Empatia : Lázaro Batista aguça reflexão sobre a violência entre jovens negros

O Atlas de violência 2017, lançado pelo IPEA e pelo Fórum Brasileiro de Segurança Pública revelou que homens jovens, negros e de baixa escolaridade são as principais vítimas de mortes violentas no país. Atualmente de cada 100 pessoas assassinadas no Brasil 71 são negras. A mesma pesquisa revela que o Estado do Maranhão teve um aumento de mais de 145% entre mortes de jovens de 15 a 24 anos de 2005 para 2015, ostentando a vergonhosa quarta colocação entre os Estados da Federação onde essa taxa mais aumentou.

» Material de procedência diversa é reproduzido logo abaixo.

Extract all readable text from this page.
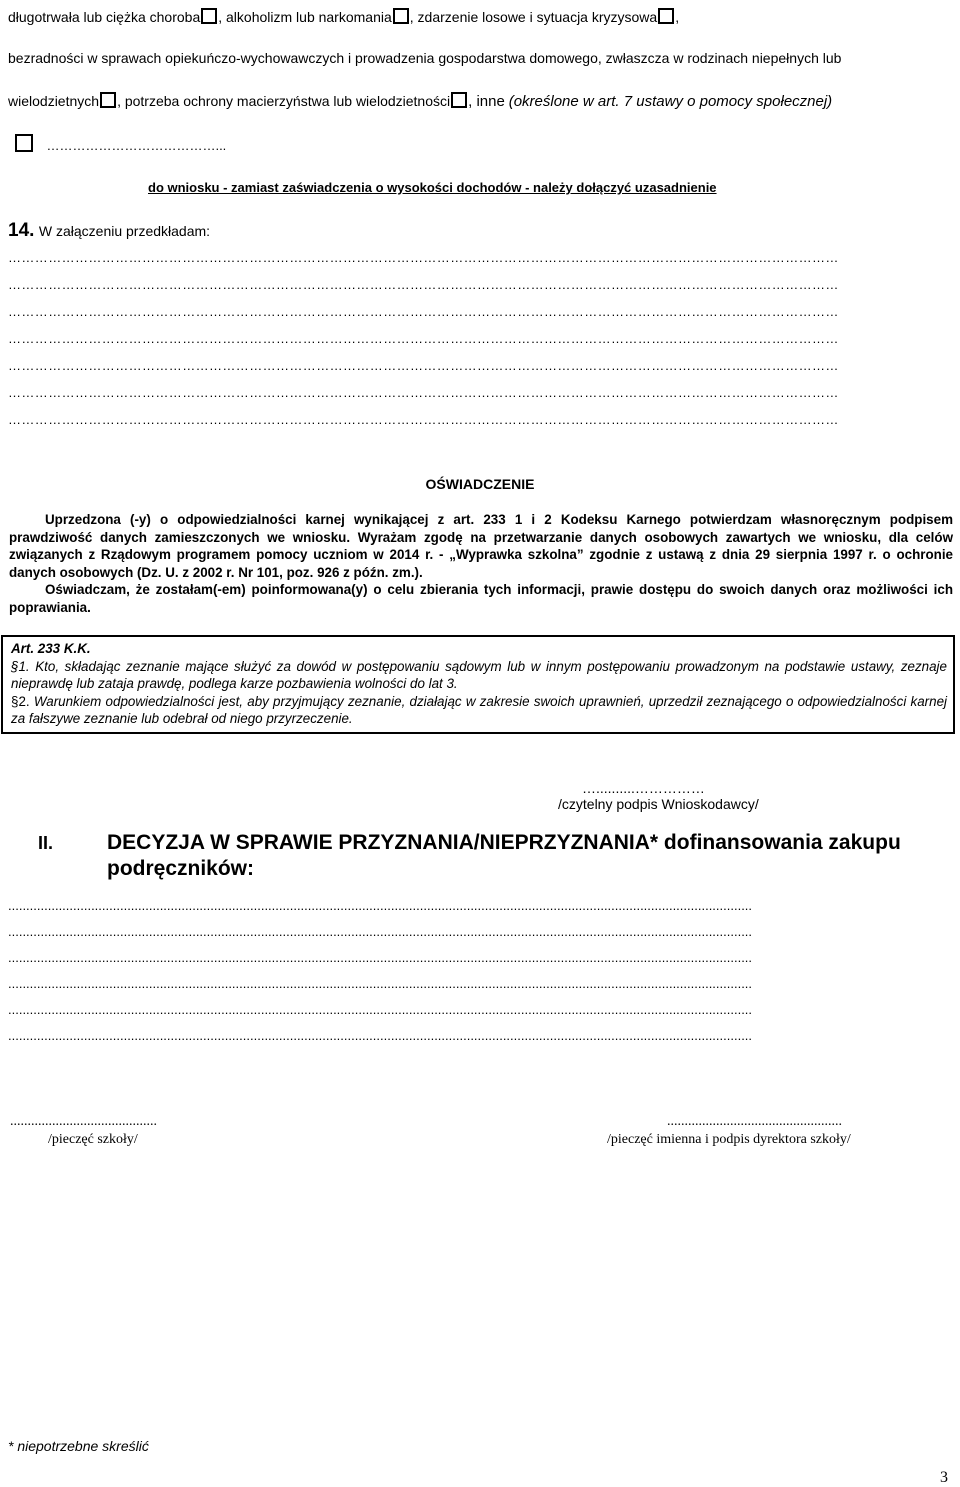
długotrwała lub ciężka choroba , alkoholizm lub narkomania , zdarzenie losowe i sytuacja kryzysowa ,
bezradności w sprawach opiekuńczo-wychowawczych i prowadzenia gospodarstwa domowego, zwłaszcza w rodzinach niepełnych lub
wielodzietnych , potrzeba ochrony macierzyństwa lub wielodzietności , inne (określone w art. 7 ustawy o pomocy społecznej)
…………………………………...
do wniosku - zamiast zaświadczenia o wysokości dochodów - należy dołączyć uzasadnienie
14. W załączeniu przedkładam:
……………………………………………………………………………………………………………………………………………………………………
……………………………………………………………………………………………………………………………………………………………………
……………………………………………………………………………………………………………………………………………………………………
……………………………………………………………………………………………………………………………………………………………………
……………………………………………………………………………………………………………………………………………………………………
……………………………………………………………………………………………………………………………………………………………………
……………………………………………………………………………………………………………………………………………………………………
OŚWIADCZENIE

Uprzedzona (-y) o odpowiedzialności karnej wynikającej z art. 233 1 i 2 Kodeksu Karnego potwierdzam własnoręcznym podpisem prawdziwość danych zamieszczonych we wniosku. Wyrażam zgodę na przetwarzanie danych osobowych zawartych we wniosku, dla celów związanych z Rządowym programem pomocy uczniom w 2014 r. - „Wyprawka szkolna” zgodnie z ustawą z dnia 29 sierpnia 1997 r. o ochronie danych osobowych (Dz. U. z 2002 r. Nr 101, poz. 926 z późn. zm.).

Oświadczam, że zostałam(-em) poinformowana(y) o celu zbierania tych informacji, prawie dostępu do swoich danych oraz możliwości ich poprawiania.

Art. 233 K.K.

§1. Kto, składając zeznanie mające służyć za dowód w postępowaniu sądowym lub w innym postępowaniu prowadzonym na podstawie ustawy, zeznaje nieprawdę lub zataja prawdę, podlega karze pozbawienia wolności do lat 3.

§2. Warunkiem odpowiedzialności jest, aby przyjmujący zeznanie, działając w zakresie swoich uprawnień, uprzedził zeznającego o odpowiedzialności karnej za fałszywe zeznanie lub odebrał od niego przyrzeczenie.

…..........……………
/czytelny podpis Wnioskodawcy/
II.	DECYZJA W SPRAWIE PRZYZNANIA/NIEPRZYZNANIA* dofinansowania zakupu
podręczników:
..............................................................................................................................................................................................................
..............................................................................................................................................................................................................
..............................................................................................................................................................................................................
..............................................................................................................................................................................................................
..............................................................................................................................................................................................................
..............................................................................................................................................................................................................
..........................................
/pieczęć szkoły/
..................................................
/pieczęć imienna i podpis dyrektora szkoły/
* niepotrzebne skreślić
3
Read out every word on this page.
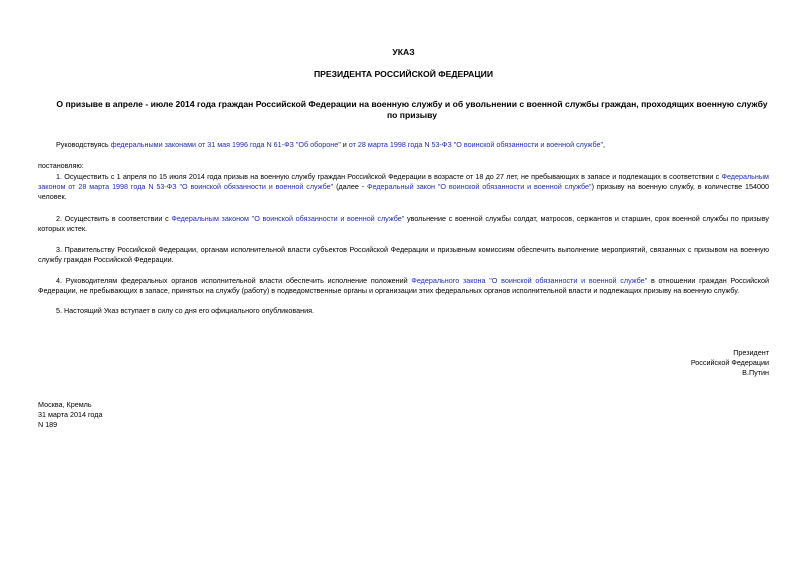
УКАЗ
ПРЕЗИДЕНТА РОССИЙСКОЙ ФЕДЕРАЦИИ
О призыве в апреле - июле 2014 года граждан Российской Федерации на военную службу и об увольнении с военной службы граждан, проходящих военную службу по призыву
Руководствуясь федеральными законами от 31 мая 1996 года N 61-ФЗ "Об обороне" и от 28 марта 1998 года N 53-ФЗ "О воинской обязанности и военной службе",
постановляю:
1. Осуществить с 1 апреля по 15 июля 2014 года призыв на военную службу граждан Российской Федерации в возрасте от 18 до 27 лет, не пребывающих в запасе и подлежащих в соответствии с Федеральным законом от 28 марта 1998 года N 53-ФЗ "О воинской обязанности и военной службе" (далее - Федеральный закон "О воинской обязанности и военной службе") призыву на военную службу, в количестве 154000 человек.
2. Осуществить в соответствии с Федеральным законом "О воинской обязанности и военной службе" увольнение с военной службы солдат, матросов, сержантов и старшин, срок военной службы по призыву которых истек.
3. Правительству Российской Федерации, органам исполнительной власти субъектов Российской Федерации и призывным комиссиям обеспечить выполнение мероприятий, связанных с призывом на военную службу граждан Российской Федерации.
4. Руководителям федеральных органов исполнительной власти обеспечить исполнение положений Федерального закона "О воинской обязанности и военной службе" в отношении граждан Российской Федерации, не пребывающих в запасе, принятых на службу (работу) в подведомственные органы и организации этих федеральных органов исполнительной власти и подлежащих призыву на военную службу.
5. Настоящий Указ вступает в силу со дня его официального опубликования.
Президент
Российской Федерации
В.Путин
Москва, Кремль
31 марта 2014 года
N 189
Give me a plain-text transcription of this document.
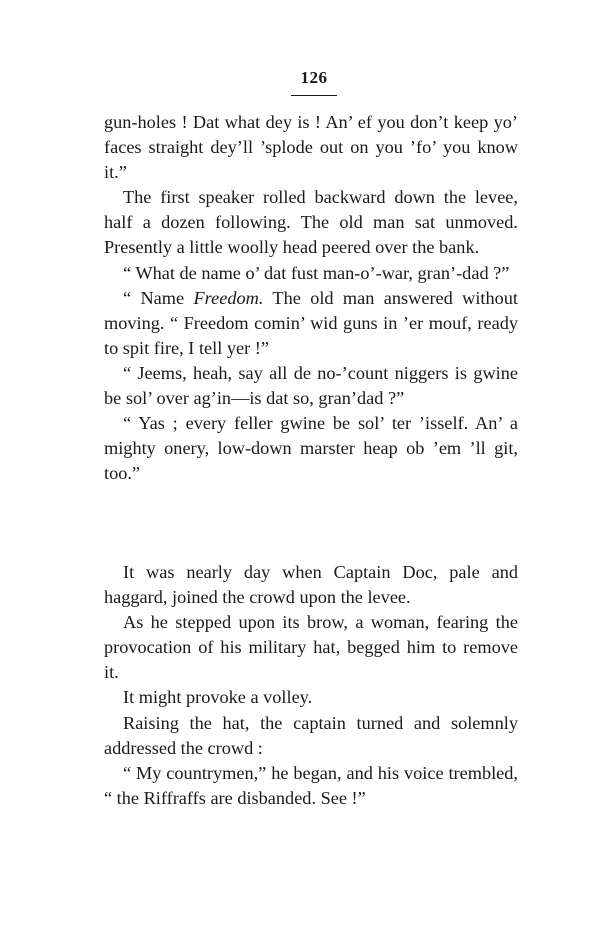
126

gun-holes ! Dat what dey is ! An’ ef you don’t keep yo’ faces straight dey’ll ’splode out on you ’fo’ you know it.”

The first speaker rolled backward down the levee, half a dozen following. The old man sat unmoved. Presently a little woolly head peered over the bank.

“ What de name o’ dat fust man-o’-war, gran’-dad ?”

“ Name Freedom. The old man answered without moving. “ Freedom comin’ wid guns in ’er mouf, ready to spit fire, I tell yer !”

“ Jeems, heah, say all de no-’count niggers is gwine be sol’ over ag’in—is dat so, gran’dad ?”

“ Yas ; every feller gwine be sol’ ter ’isself. An’ a mighty onery, low-down marster heap ob ’em ’ll git, too.”

It was nearly day when Captain Doc, pale and haggard, joined the crowd upon the levee.

As he stepped upon its brow, a woman, fearing the provocation of his military hat, begged him to remove it.

It might provoke a volley.

Raising the hat, the captain turned and solemnly addressed the crowd :

“ My countrymen,” he began, and his voice trembled, “ the Riffraffs are disbanded. See !”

O aumento da violência no Brasil tem colocado em cheque a política de segurança pública e a população tem cobrado dos governos medidas enérgicas. Recentemente no Rio de Janeiro a intervenção militar surgiu como uma ação do governo para resolver os problemas de violência daquele Estado. No nosso entendimento, enfrentar a violência simplesmente usando a polícia é um equívoco, o que vem sendo duramente evidenciado na política intervencionista do Rio. Entretanto, o caos em que se encontra a segurança torna-se necessário medidas duras de combate ao crime, mas não podemos admitir abusos ou mesmo preconceitos em relação aos mais vulneráveis. A grande maioria das pessoas que residem na periferia, no Rio de Janeiro assim como aqui no Maranhão, são de trabalhadores, mães e pais de família que tiveram seus direitos mais básicos retirados.

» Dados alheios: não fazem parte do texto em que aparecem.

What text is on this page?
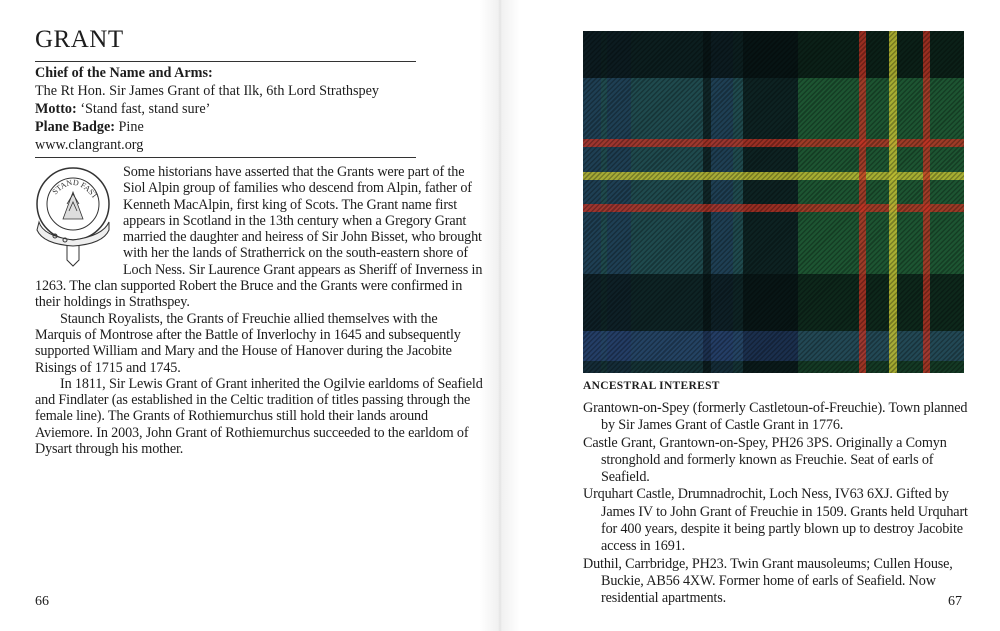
GRANT
Chief of the Name and Arms:
The Rt Hon. Sir James Grant of that Ilk, 6th Lord Strathspey
Motto: ‘Stand fast, stand sure’
Plane Badge: Pine
www.clangrant.org
STAND FAST

Some historians have asserted that the Grants were part of the Siol Alpin group of families who descend from Alpin, father of Kenneth MacAlpin, first king of Scots. The Grant name first appears in Scotland in the 13th century when a Gregory Grant married the daughter and heiress of Sir John Bisset, who brought with her the lands of Stratherrick on the south-eastern shore of Loch Ness. Sir Laurence Grant appears as Sheriff of Inverness in 1263. The clan supported Robert the Bruce and the Grants were confirmed in their holdings in Strathspey.

Staunch Royalists, the Grants of Freuchie allied themselves with the Marquis of Montrose after the Battle of Inverlochy in 1645 and subsequently supported William and Mary and the House of Hanover during the Jacobite Risings of 1715 and 1745.

In 1811, Sir Lewis Grant of Grant inherited the Ogilvie earldoms of Seafield and Findlater (as established in the Celtic tradition of titles passing through the female line). The Grants of Rothiemurchus still hold their lands around Aviemore. In 2003, John Grant of Rothiemurchus succeeded to the earldom of Dysart through his mother.

66
ANCESTRAL INTEREST
Grantown-on-Spey (formerly Castletoun-of-Freuchie). Town planned by Sir James Grant of Castle Grant in 1776.
Castle Grant, Grantown-on-Spey, PH26 3PS. Originally a Comyn stronghold and formerly known as Freuchie. Seat of earls of Seafield.
Urquhart Castle, Drumnadrochit, Loch Ness, IV63 6XJ. Gifted by James IV to John Grant of Freuchie in 1509. Grants held Urquhart for 400 years, despite it being partly blown up to destroy Jacobite access in 1691.
Duthil, Carrbridge, PH23. Twin Grant mausoleums; Cullen House, Buckie, AB56 4XW. Former home of earls of Seafield. Now residential apartments.	67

As Nações Unidas, recentemente, lançou uma campanha “Vidas Negras”, onde atores e atrizes globais como: Tais Araújo, Elisa Lucinda e Erico Brás, entre outros, falam dos problemas relacionados a morte de jovens negros. A campanha é resultado de pesquisa realizada pela SEPPIR – Secretaria de Políticas de Promoção da Igualdade Racial e do Senado Federal. Segundo essa pesquisa 56% da população Brasileira concorda com a afirmação: “a morte violenta de um jovem negro choca menos a sociedade do que a morte de um jovem branco”. Ou seja, há uma naturalização, uma indiferença com a morte de negros na Sociedade Brasileira (www.nacoesunidada.org.br).

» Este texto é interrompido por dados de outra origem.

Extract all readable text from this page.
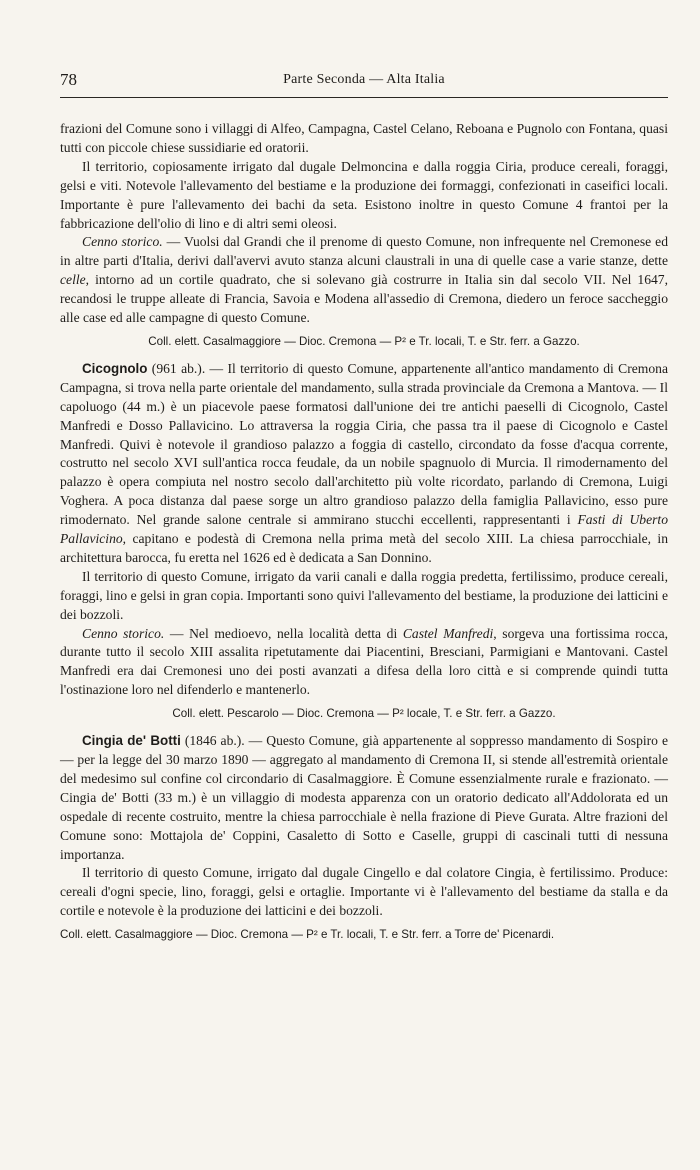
78	Parte Seconda — Alta Italia

frazioni del Comune sono i villaggi di Alfeo, Campagna, Castel Celano, Reboana e Pugnolo con Fontana, quasi tutti con piccole chiese sussidiarie ed oratorii.

Il territorio, copiosamente irrigato dal dugale Delmoncina e dalla roggia Ciria, produce cereali, foraggi, gelsi e viti. Notevole l'allevamento del bestiame e la produzione dei formaggi, confezionati in caseifici locali. Importante è pure l'allevamento dei bachi da seta. Esistono inoltre in questo Comune 4 frantoi per la fabbricazione dell'olio di lino e di altri semi oleosi.

Cenno storico. — Vuolsi dal Grandi che il prenome di questo Comune, non infrequente nel Cremonese ed in altre parti d'Italia, derivi dall'avervi avuto stanza alcuni claustrali in una di quelle case a varie stanze, dette celle, intorno ad un cortile quadrato, che si solevano già costrurre in Italia sin dal secolo VII. Nel 1647, recandosi le truppe alleate di Francia, Savoia e Modena all'assedio di Cremona, diedero un feroce saccheggio alle case ed alle campagne di questo Comune.

Coll. elett. Casalmaggiore — Dioc. Cremona — P² e Tr. locali, T. e Str. ferr. a Gazzo.

Cicognolo (961 ab.). — Il territorio di questo Comune, appartenente all'antico mandamento di Cremona Campagna, si trova nella parte orientale del mandamento, sulla strada provinciale da Cremona a Mantova. — Il capoluogo (44 m.) è un piacevole paese formatosi dall'unione dei tre antichi paeselli di Cicognolo, Castel Manfredi e Dosso Pallavicino. Lo attraversa la roggia Ciria, che passa tra il paese di Cicognolo e Castel Manfredi. Quivi è notevole il grandioso palazzo a foggia di castello, circondato da fosse d'acqua corrente, costrutto nel secolo XVI sull'antica rocca feudale, da un nobile spagnuolo di Murcia. Il rimodernamento del palazzo è opera compiuta nel nostro secolo dall'architetto più volte ricordato, parlando di Cremona, Luigi Voghera. A poca distanza dal paese sorge un altro grandioso palazzo della famiglia Pallavicino, esso pure rimodernato. Nel grande salone centrale si ammirano stucchi eccellenti, rappresentanti i Fasti di Uberto Pallavicino, capitano e podestà di Cremona nella prima metà del secolo XIII. La chiesa parrocchiale, in architettura barocca, fu eretta nel 1626 ed è dedicata a San Donnino.

Il territorio di questo Comune, irrigato da varii canali e dalla roggia predetta, fertilissimo, produce cereali, foraggi, lino e gelsi in gran copia. Importanti sono quivi l'allevamento del bestiame, la produzione dei latticini e dei bozzoli.

Cenno storico. — Nel medioevo, nella località detta di Castel Manfredi, sorgeva una fortissima rocca, durante tutto il secolo XIII assalita ripetutamente dai Piacentini, Bresciani, Parmigiani e Mantovani. Castel Manfredi era dai Cremonesi uno dei posti avanzati a difesa della loro città e si comprende quindi tutta l'ostinazione loro nel difenderlo e mantenerlo.

Coll. elett. Pescarolo — Dioc. Cremona — P² locale, T. e Str. ferr. a Gazzo.

Cingia de' Botti (1846 ab.). — Questo Comune, già appartenente al soppresso mandamento di Sospiro e — per la legge del 30 marzo 1890 — aggregato al mandamento di Cremona II, si stende all'estremità orientale del medesimo sul confine col circondario di Casalmaggiore. È Comune essenzialmente rurale e frazionato. — Cingia de' Botti (33 m.) è un villaggio di modesta apparenza con un oratorio dedicato all'Addolorata ed un ospedale di recente costruito, mentre la chiesa parrocchiale è nella frazione di Pieve Gurata. Altre frazioni del Comune sono: Mottajola de' Coppini, Casaletto di Sotto e Caselle, gruppi di cascinali tutti di nessuna importanza.

Il territorio di questo Comune, irrigato dal dugale Cingello e dal colatore Cingia, è fertilissimo. Produce: cereali d'ogni specie, lino, foraggi, gelsi e ortaglie. Importante vi è l'allevamento del bestiame da stalla e da cortile e notevole è la produzione dei latticini e dei bozzoli.

Coll. elett. Casalmaggiore — Dioc. Cremona — P² e Tr. locali, T. e Str. ferr. a Torre de' Picenardi.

“Sou defensor dos direitos humanos. Cresci na periferia de São Luís, convivi com muitos jovens pobres como Eu à época, muitos deles negros como eu. Sobrevivi a violência e ao preconceito, mas muitos dos meus amigos não tiveram a mesma trajetória, morreram ou estão cumprindo pena na penitenciaria de pedrinhas. A história de minha vida é a história da vida de muitos jovens da periferia de São Luís ainda hoje – Lutar por direitos e por justiça é respeitar minha origem e sobretudo praticar minha fé cristã”, finalizou Lázaro.